2026年度予算では、国債発行額が約40兆円規模に達する見通しとなりました。税収の上振れがあったにもかかわらず、当初想定よりも大きな財政拡張が選択されています。
物価高が続くなかでの積極財政は、多くの国民にとって歓迎されやすい政策です。しかし、重要なのは財政の規模そのものではなく、「税金をどのように返すか」という設計です。
慶應義塾大学教授の 白井さゆり 氏は、日本経済新聞の論考で、現在の経済対策について「返し方が非効率になっている」と指摘しています。本稿ではこの論考を手がかりに、積極財政の質と、これからの財政運営の課題を整理します。
国債発行拡大が抱える市場リスク
今回の国債発行規模が市場に与える影響は小さくありません。日本銀行が金融正常化を進めるなか、これまでのように日銀が大量に国債を買い支える構図は弱まりつつあります。
銀行は金利リスクを警戒して長期国債の保有を増やしにくく、海外投資家も円安リスクを考慮すると、相応に高い利回りがなければ積極的に買いにくい状況です。その結果、需給の緩みから長期金利が上昇しやすくなっています。
金利上昇は、国債費の増加だけでなく、住宅ローン金利や企業の資金調達にも影響を及ぼします。財政拡大の副作用は、決して無視できません。
見かけ上の財政改善とその限界
一方で、日本の財政が直ちに破綻リスクに直面しているわけではありません。債務残高のGDP比が低下するなど、表面的には財政指標は改善しています。
しかし、その実態はインフレによる税収の自然増に支えられたものです。所得税や消費税の税収が物価上昇によって押し上げられているだけで、構造的に歳出と歳入のバランスが改善したわけではありません。
インフレが落ち着けば、同じ構図は維持できなくなります。財政再建が進んでいるように見えるのは、一時的な現象にすぎません。
問題は「税金の返し方」にある
今回の経済対策は約21兆円規模とされ、その半分近くは、インフレで取り過ぎた税金を国民に返す性格を持っています。
しかし、返し方が本当に物価高対策として機能しているかは疑問が残ります。物価高の主因である食料品については、ほとんど直接的な対策が講じられていません。

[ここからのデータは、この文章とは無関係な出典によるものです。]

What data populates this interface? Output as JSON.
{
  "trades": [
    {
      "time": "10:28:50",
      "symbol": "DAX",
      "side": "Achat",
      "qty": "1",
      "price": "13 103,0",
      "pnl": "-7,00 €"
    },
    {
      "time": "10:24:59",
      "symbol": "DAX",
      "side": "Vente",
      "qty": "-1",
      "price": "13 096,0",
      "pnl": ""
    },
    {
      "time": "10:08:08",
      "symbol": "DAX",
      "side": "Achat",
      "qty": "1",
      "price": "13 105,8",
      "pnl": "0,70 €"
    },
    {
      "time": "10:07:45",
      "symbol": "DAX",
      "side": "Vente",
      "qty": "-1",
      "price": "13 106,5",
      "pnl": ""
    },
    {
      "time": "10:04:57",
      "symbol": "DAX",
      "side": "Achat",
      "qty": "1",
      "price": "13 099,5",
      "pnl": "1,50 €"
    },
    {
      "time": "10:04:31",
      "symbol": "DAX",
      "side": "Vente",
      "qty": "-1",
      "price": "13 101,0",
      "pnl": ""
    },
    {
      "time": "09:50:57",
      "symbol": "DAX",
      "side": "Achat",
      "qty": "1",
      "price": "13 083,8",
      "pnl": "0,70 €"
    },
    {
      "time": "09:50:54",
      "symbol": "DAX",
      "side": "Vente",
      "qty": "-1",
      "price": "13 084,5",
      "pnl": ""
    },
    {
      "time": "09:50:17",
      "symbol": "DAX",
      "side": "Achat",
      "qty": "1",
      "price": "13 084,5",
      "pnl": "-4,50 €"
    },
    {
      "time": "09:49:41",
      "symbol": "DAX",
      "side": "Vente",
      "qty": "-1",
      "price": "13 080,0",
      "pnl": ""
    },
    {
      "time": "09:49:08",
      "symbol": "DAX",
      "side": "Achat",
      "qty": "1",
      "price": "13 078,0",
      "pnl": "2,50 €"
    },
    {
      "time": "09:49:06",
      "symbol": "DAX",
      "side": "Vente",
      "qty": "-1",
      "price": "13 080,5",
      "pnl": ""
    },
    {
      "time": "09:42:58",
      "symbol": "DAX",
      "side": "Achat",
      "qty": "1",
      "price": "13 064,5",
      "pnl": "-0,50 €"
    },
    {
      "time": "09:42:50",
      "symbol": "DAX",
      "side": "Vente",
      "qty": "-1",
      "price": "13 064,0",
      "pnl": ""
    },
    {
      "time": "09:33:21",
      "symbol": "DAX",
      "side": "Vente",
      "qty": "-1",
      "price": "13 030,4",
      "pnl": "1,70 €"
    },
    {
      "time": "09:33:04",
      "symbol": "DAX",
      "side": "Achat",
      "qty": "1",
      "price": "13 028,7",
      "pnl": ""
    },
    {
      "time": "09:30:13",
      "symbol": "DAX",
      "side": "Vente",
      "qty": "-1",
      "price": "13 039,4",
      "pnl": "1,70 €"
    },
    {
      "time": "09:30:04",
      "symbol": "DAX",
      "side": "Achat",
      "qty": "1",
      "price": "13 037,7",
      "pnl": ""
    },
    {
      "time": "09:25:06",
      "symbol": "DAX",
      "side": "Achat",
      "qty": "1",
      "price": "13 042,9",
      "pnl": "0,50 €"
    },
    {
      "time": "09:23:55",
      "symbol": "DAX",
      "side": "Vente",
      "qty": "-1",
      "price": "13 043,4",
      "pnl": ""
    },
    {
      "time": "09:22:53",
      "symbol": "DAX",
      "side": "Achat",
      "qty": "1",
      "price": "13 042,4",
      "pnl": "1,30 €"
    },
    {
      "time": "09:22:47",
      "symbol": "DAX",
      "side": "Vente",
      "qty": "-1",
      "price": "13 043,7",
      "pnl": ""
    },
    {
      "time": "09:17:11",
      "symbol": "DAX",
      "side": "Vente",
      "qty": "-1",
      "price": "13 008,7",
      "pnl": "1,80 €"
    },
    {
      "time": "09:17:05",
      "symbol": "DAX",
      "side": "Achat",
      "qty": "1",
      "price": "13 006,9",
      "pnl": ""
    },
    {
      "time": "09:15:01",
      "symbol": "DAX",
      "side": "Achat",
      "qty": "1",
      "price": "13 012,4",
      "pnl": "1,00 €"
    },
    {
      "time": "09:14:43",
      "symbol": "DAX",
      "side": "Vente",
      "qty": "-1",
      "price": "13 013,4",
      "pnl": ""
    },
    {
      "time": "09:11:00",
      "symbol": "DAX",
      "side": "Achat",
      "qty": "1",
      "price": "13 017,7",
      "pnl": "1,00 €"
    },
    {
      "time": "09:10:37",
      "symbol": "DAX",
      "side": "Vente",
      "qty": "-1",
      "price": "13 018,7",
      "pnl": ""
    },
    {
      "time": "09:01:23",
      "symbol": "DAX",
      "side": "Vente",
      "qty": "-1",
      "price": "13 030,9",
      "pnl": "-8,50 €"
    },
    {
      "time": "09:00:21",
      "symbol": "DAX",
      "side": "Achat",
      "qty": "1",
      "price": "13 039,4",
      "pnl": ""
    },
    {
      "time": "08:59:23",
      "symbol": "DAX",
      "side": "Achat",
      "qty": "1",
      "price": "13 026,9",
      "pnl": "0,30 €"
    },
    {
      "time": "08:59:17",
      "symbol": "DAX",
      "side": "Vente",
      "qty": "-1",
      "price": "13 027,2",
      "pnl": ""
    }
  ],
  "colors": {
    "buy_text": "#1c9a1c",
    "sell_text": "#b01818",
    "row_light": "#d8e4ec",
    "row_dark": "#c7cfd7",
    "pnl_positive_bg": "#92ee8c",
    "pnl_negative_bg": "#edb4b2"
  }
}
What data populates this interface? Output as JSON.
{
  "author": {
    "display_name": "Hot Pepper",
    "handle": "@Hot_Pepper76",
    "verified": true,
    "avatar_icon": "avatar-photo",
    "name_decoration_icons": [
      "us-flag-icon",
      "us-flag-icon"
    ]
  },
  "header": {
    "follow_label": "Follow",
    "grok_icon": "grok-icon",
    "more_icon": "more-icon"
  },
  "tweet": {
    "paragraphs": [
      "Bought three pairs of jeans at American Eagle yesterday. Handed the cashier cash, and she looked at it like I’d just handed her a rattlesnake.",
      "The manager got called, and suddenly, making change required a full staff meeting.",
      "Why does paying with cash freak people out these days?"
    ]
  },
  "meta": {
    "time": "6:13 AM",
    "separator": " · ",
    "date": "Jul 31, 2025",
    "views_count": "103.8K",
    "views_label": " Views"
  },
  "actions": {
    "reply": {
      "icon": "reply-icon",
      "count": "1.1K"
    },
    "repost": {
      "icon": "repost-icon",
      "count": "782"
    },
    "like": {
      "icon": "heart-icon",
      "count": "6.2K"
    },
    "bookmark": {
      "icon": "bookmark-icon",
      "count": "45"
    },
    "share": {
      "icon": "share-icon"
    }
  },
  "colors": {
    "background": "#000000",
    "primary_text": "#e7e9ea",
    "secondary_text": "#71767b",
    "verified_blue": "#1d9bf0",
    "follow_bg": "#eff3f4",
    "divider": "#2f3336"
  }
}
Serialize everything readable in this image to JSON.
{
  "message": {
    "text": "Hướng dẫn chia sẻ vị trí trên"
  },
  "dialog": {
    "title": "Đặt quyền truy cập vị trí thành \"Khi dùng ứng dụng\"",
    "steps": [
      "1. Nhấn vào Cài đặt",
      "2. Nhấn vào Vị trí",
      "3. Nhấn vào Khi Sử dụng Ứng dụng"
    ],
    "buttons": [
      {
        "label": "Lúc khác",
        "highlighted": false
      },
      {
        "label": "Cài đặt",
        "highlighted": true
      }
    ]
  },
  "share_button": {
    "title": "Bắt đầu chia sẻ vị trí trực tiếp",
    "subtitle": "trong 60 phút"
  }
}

ガソリン税の旧暫定税率廃止や地方交付税の積み増しは、一定の意味を持ちますが、食料価格の上昇に苦しむ家計に的確に届くとは限りません。
白井氏が指摘するように、食料品の消費税負担を一時的に軽減するという選択肢も、本来は正面から議論されるべきでした。制度的に可能か、期間や復元条件をどう設計するかといった検討を経ずに、別の分野に配分してしまった点に、政策の非効率さがあります。
「積極財政=生活が楽になる」とは限らない
積極財政に賛成した人の中には、自分の生活が直接的に楽になることを期待した人も少なくないでしょう。しかし、配分が広く薄くなればなるほど、家計が実感できる効果は小さくなります。
政策の評価は、予算規模ではなく、誰に、どの程度、どのタイミングで届いたのかによって行う必要があります。ピンポイントを欠いた支援は、財政負担だけを残し、満足度の低い結果に終わりがちです。
デジタル政府が財政の質を左右する
白井氏が最も強調するのが、デジタル政府の必要性です。
補助金や給付金の効果検証を行い、無駄を省くためには、所得や税のデータが連結されていなければなりません。中低所得者向けの給付付き税額控除を実現するためにも、国税データの活用は不可欠です。
「日本版DOGE(政府効率化省)」の構想も、データ基盤がなければ機能しません。デジタル庁は設置されましたが、現状では十分とは言えず、法制度の見直しやクラウド化の本格推進が求められます。
結論
積極財政そのものが問題なのではありません。問われているのは、その中身です。
インフレで集まりすぎた税金を、どの分野に、どの層に、どのような形で返すのか。その設計次第で、同じ財政規模でも効果は大きく変わります。
今後の財政運営に必要なのは、規模の議論から一歩進んだ「効率」と「検証」の視点です。デジタル政府の実現は、その前提条件となります。
税金の返し方を誤れば、国民の負担感だけが残ります。限られた財源を最大限に活かすためにも、財政政策の質がこれまで以上に問われています。
参考
・日本経済新聞「税金の返し方は効率的に」
という事で、今回は以上とさせていただきます。
次回以降も、よろしくお願いします。